TORONTO – If the Toronto Maple Leafs are to advance past the Boston Bruins, they’ll have to do so without Nazem Kadri.

Toronto’s third-line centre was suspended for the remainder of the first round by the NHL’s department of player safety Monday evening for delivering a dangerous cross-check to the head of Bruins forward Jake DeBrusk.

Kadri was also assessed a five-minute major penalty and a game misconduct for his actions in Saturday’s 4-1 Game 2 loss in Boson.

DeBrusk left the game and said he underwent “a couple tests” but will play Monday.

Kadri’s status as a four-time repeat offender factored into the length of the suspension, specifically his similar cross-check on Detroit’s Luke Glendening on April 2, 2016.

The decision was determined after a lengthy hearing in New York, which both Kadri and Leafs president Brendan Shanahan attended.

“Obviously, any time you put yourself in a situation where someone else gets to decide your future, it’s probably not a good thing in anything you do in life,” head coach Mike Babcock said Monday.

“Naz is a good player and an important guy on our team. It’s just [like] he’s injured — move on.”

William Nylander will assume Kadri’s position in the middle of the third line, between Connor Brown and Patrick Marleau.

“He’s got to play hard,” Babcock said of Nylander. “It’s real simple, the team that played the hardest won Game 1, and the team that played the hardest won Game 2.”

Kadri’s cross-check was in retaliation for a DeBrusk knee-on-knee hit that had gone unpenalized earlier in the game, as well as a borderline check of Marleau near the benches.

“This is not a hockey play. Instead, this is a player retaliating against an opponent by using his stick as a weapon to make forceful and direct head contact,” according to the NHL-released suspension video. “Players are simply not permitted to flagrantly violate league playing rules because they feel the retribution is justified.”

The flexible length of this suspension (between three and five games) is unusual — but not unprecedented — in that typically player safety sets its bans to a fixed number to games, regardless of when it occurs in the playoff series.

The only similar occurrence took place during the 2013 Western Conference semifinals, when San Jose’s Raffi Torres was suspended for the remainder of the series following his illegal Game 1 check on L.A.’s Jarret Stoll.

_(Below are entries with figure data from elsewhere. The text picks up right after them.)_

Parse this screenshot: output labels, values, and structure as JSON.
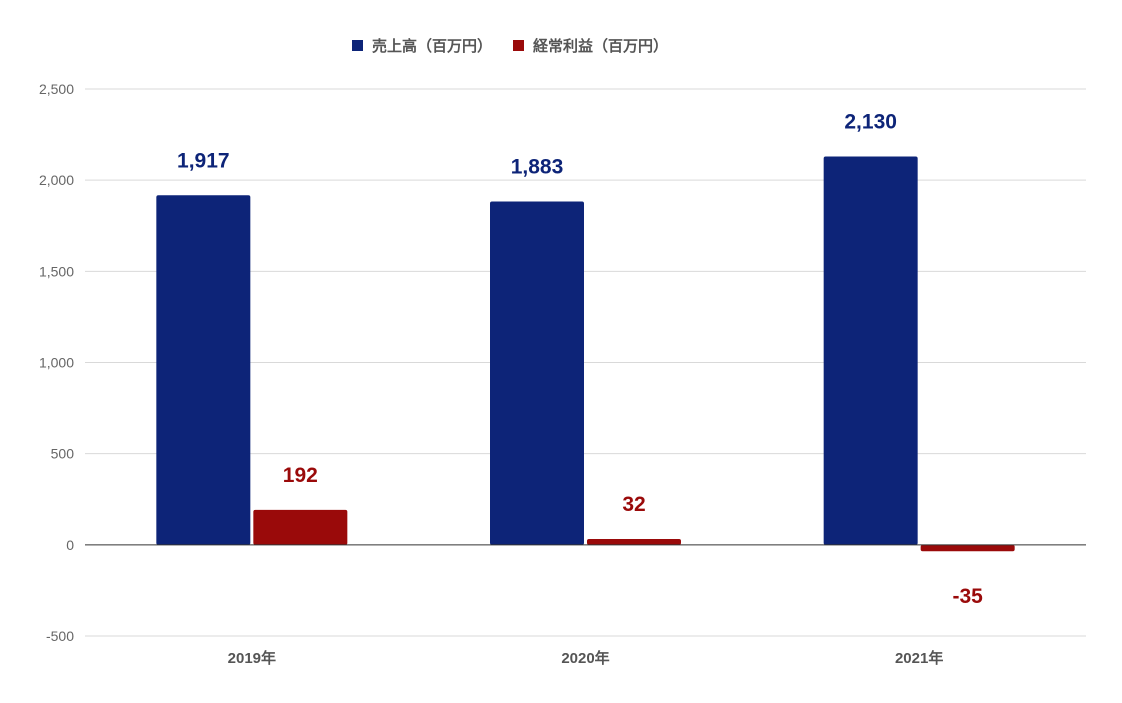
{
  "chart_data": {
    "type": "bar",
    "categories": [
      "2019年",
      "2020年",
      "2021年"
    ],
    "series": [
      {
        "name": "売上高（百万円）",
        "values": [
          1917,
          1883,
          2130
        ],
        "color": "#0d2478",
        "labels": [
          "1,917",
          "1,883",
          "2,130"
        ]
      },
      {
        "name": "経常利益（百万円）",
        "values": [
          192,
          32,
          -35
        ],
        "color": "#9a0a0a",
        "labels": [
          "192",
          "32",
          "-35"
        ]
      }
    ],
    "ylim": [
      -500,
      2500
    ],
    "yticks": [
      -500,
      0,
      500,
      1000,
      1500,
      2000,
      2500
    ],
    "ytick_labels": [
      "-500",
      "0",
      "500",
      "1,000",
      "1,500",
      "2,000",
      "2,500"
    ],
    "grid": true,
    "legend_position": "top-center",
    "title": "",
    "xlabel": "",
    "ylabel": ""
  }
}
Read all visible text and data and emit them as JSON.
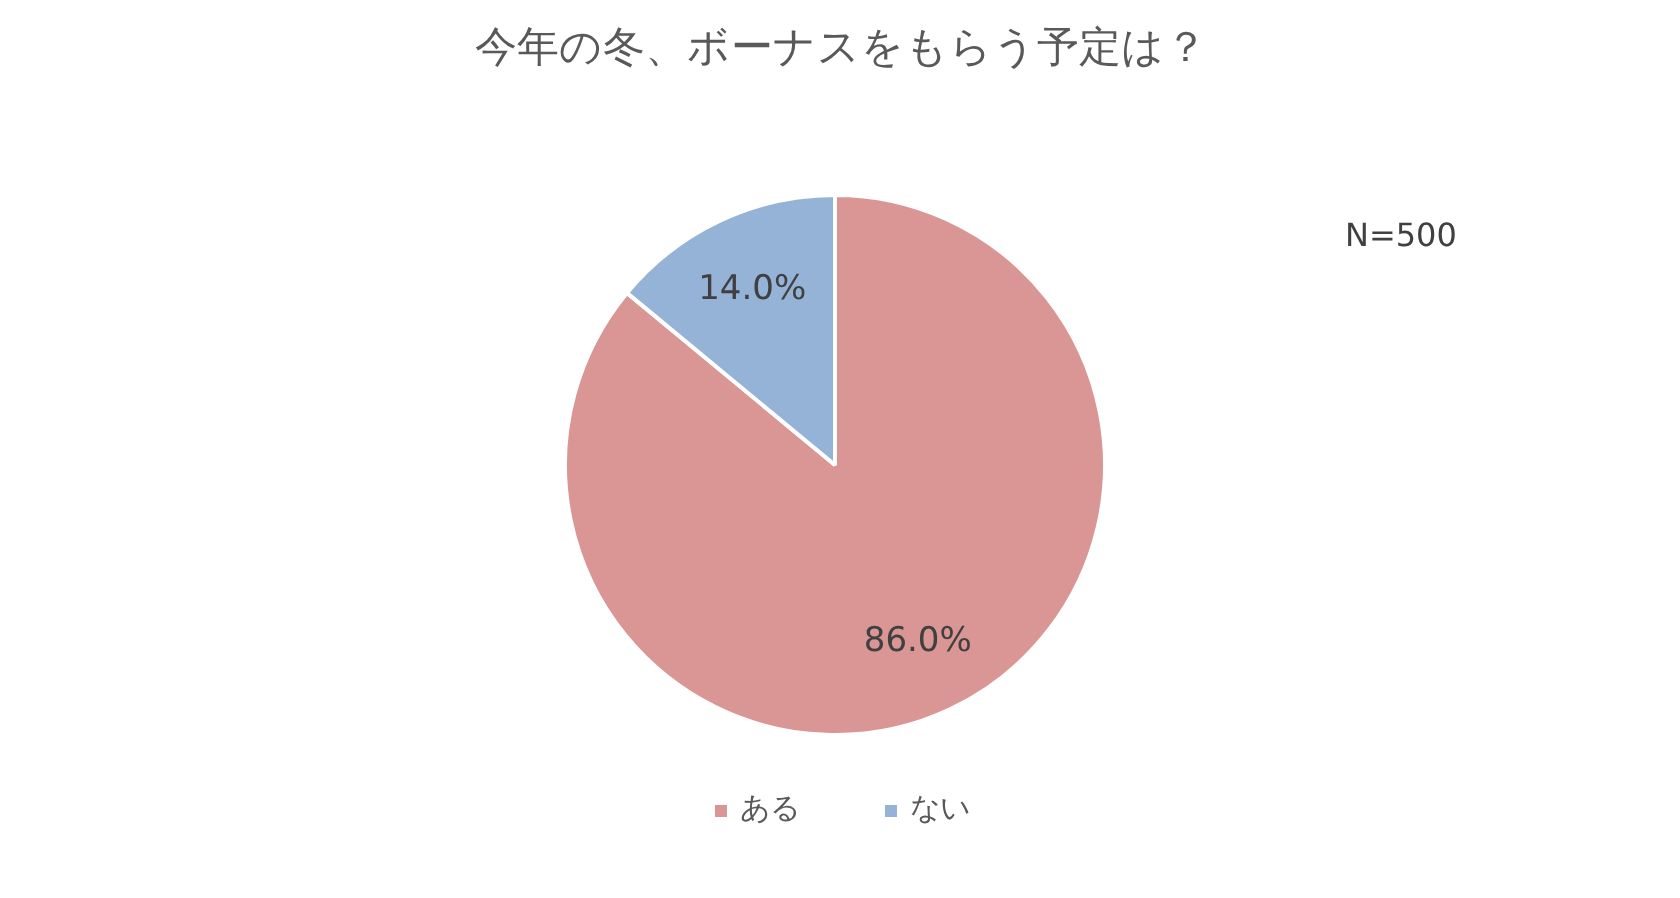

Kadri was also suspended during the 2018 Leafs-Bruins series for a high, retaliatory hit, on Tommy Wingels, for which he was banned three games.

“Naz is an emotional guy. He plays with his heart on his sleeve. Passionate,” Zach Hyman said. “Sticks up for his teammates. He’s a good teammate.”

Veteran winger Tyler Ennis draws into the lineup and takes Brown’s spot on the fourth line to make up for Kadri’s absence.

Game 3 of the tied series goes Monday night at Scotiabank Arena.